15: Fair Trade Program from LANDR
This is an automated AI transcript. Please forgive the mistakes!
"Hello, humans. I hope you had a great summer and you're enjoying the last summer
days if you are listening from the northern hemisphere. It was a good summer for
me, I have to say, but I realized something. Even artificial intelligences are on
vacation. I had the feeling in the last months I have not heard about many AIs
that are Russianizing the industry anymore. By the way,
what a bad description or bad term because for me, a revolution is something totally
different than AI companies branding their product with a revolution so they can make
more money. Well, okay, there has been the answers of Udyu and Sunoo who responded
to the copyright claim of music labels some weeks ago. So something happened there.
And of course, they argued and defended themselves with the term "fair use" in order
to support their position. What I think will happen in the future? This will go on
for some years. One party will accuse the other. Nothing will be ruled by courts
and one day they will find a solution that suits both of them. Will the artists
profit from that? I don't know. I doubt it. But what I do know,
there is a company that has just announced that it will pay artists who contribute
music to their data sets. And we will talk about that in today's episode after the
intro.
This is The Iliac Suite, a podcast on AI -driven music. Join me as we dive into
the ever -evolving world of AI and music, where algorithms become the composers and
machines become the virtuosos. Yes, this music and text was written by a computer
and I am not real, but... I am and my name is Dennis Kastrup.

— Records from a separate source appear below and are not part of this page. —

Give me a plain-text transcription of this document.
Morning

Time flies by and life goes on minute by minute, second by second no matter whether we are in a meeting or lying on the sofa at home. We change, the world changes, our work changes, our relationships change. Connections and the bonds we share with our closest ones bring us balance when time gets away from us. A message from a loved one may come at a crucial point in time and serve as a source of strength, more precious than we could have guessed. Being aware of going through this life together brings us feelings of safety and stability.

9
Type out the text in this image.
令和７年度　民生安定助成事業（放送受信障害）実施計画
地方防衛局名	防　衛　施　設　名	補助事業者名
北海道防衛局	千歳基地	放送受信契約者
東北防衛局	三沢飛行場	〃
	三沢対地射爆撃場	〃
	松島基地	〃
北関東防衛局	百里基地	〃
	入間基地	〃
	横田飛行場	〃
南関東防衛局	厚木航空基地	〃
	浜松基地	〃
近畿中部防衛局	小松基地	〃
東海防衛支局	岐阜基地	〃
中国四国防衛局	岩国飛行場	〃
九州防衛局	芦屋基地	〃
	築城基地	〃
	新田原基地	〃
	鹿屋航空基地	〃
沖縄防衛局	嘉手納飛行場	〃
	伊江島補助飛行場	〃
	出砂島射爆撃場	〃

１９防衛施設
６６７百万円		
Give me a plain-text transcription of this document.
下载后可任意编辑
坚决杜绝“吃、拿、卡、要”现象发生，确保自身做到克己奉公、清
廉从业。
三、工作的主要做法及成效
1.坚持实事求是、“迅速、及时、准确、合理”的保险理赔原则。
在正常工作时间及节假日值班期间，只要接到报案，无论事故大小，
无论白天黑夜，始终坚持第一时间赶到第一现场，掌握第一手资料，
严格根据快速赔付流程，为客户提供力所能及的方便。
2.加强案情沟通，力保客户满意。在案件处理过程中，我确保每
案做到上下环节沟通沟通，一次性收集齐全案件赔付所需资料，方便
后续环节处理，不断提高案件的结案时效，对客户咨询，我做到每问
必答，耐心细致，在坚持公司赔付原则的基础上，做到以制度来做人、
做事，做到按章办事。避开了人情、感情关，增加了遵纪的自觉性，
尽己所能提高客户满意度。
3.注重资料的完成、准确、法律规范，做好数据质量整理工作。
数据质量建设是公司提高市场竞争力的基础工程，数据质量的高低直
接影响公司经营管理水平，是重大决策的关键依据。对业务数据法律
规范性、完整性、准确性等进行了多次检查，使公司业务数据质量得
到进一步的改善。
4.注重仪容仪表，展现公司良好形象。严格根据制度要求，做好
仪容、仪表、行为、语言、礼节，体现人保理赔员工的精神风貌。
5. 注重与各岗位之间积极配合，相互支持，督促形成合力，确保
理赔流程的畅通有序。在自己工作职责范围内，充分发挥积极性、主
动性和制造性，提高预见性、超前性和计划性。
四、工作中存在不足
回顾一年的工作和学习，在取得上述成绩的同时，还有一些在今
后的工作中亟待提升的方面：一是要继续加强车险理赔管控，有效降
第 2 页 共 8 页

So what company am I talking about? Lander, the music creation platform based in
Montreal, which works with an artificial intelligence. Some weeks ago they announced
on their site "The Lander Fairtrade AI program offers new opportunities for musicians
to monetize their work and participate in the evolving landscape of AI in music." Of
course I wanted to know more about that because I see myself in the fight that
musicians should get paid for their contribution in datasets, which are, in my
opinion, not fair use. I reached out to Lander and got to talk to Frédéric Ranger,
the vice president of marketing and communications of Lander. Let him tell you first
a bit about the road Lander has taken until today. More than 10 years ago there
was a technology that was at Queen Mary University in London and there was a group
of people here in Montreal that saw that and said, hey, this is an opportunity to
bring more technology into the hands of musicians so they can benefit from these
great technological advancement. And it started as a platform to master your songs.
And this was something that, you know, it's always been a bit mystique. It's always
been a bit hard for musicians to do. And quite frankly, they needed to hire some
very expensive engineers back then. And so Lander said, hey, let's simplify the
process. Let's give access to this mastering tool, automated, to as much people as
we can. So they launched the Lender Mastering software, which was online back then,
and it was a huge success. And it's always been into Lender's DNA to work for
musicians. So we always tried to find ways to add to this product. And so we added
some plugins, we added some samples, we added the distribution service, and in the
end, if you look at how the platform is today, it's literally, as I said,
everything you need to make music, distribute music, and monetize music. Then, of
course, with the past, I would say two years, we've been asking ourselves a lot of
questions about AI, and by the way, back then, 10 years ago, it was already AI.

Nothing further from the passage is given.